Previous studies have already used atomic force microscopy to see how supercoiling changes groove width and local recognition. This work suggests that shape cues may help guide protein binding.

“By developing advanced models, we can generate thousands of molecular structures to train future AI frameworks, bringing us closer to visualizing and understanding topology of complex DNA assemblies,” said Dušan Račko of the Polymer Institute of the Slovak Academy of Sciences (SAS).

DNA mapping is not easy

Every method has trade-offs. Atomic force microscopy requires attaching DNA to a surface and pushing gently with a tip, so adsorption and imaging forces can change conformation if conditions are not tuned well.

A 2021 AFM review shows how cations, polymers, and scan settings shape mica results, stressing consistency.

Even so, the Sheffield pipeline reduces observer bias and scales analysis so that tricky cases can be flagged by their confidence scores instead of quietly misread.

It also makes replication biology more concrete by turning fork junctions, gaps, and reversed forks into numbers rather than sketches.

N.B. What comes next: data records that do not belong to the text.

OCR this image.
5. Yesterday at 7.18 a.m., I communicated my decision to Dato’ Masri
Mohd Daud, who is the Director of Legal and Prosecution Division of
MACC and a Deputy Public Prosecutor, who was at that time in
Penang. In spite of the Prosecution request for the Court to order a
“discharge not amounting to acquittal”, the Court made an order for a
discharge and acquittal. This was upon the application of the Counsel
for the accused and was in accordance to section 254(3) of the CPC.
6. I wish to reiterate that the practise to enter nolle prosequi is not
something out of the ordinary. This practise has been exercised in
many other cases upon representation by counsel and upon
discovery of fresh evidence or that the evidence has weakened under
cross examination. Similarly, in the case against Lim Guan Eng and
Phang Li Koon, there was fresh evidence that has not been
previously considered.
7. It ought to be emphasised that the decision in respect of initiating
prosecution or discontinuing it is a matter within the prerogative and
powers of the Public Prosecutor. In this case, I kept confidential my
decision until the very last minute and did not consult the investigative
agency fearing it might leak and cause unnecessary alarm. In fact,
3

That shift from impression to measurement is what lets the field ask sharper questions.

There is room to grow. The same tracing approach should extend to RNA, to protein-nucleic acid complexes, and to engineered lattices.

Adding live imaging and selective chemistries could link topological snapshots to time and to specific proteins, which could refine readouts for topoisomerase drugs and beyond.

The study is published in the journal Nature Communications.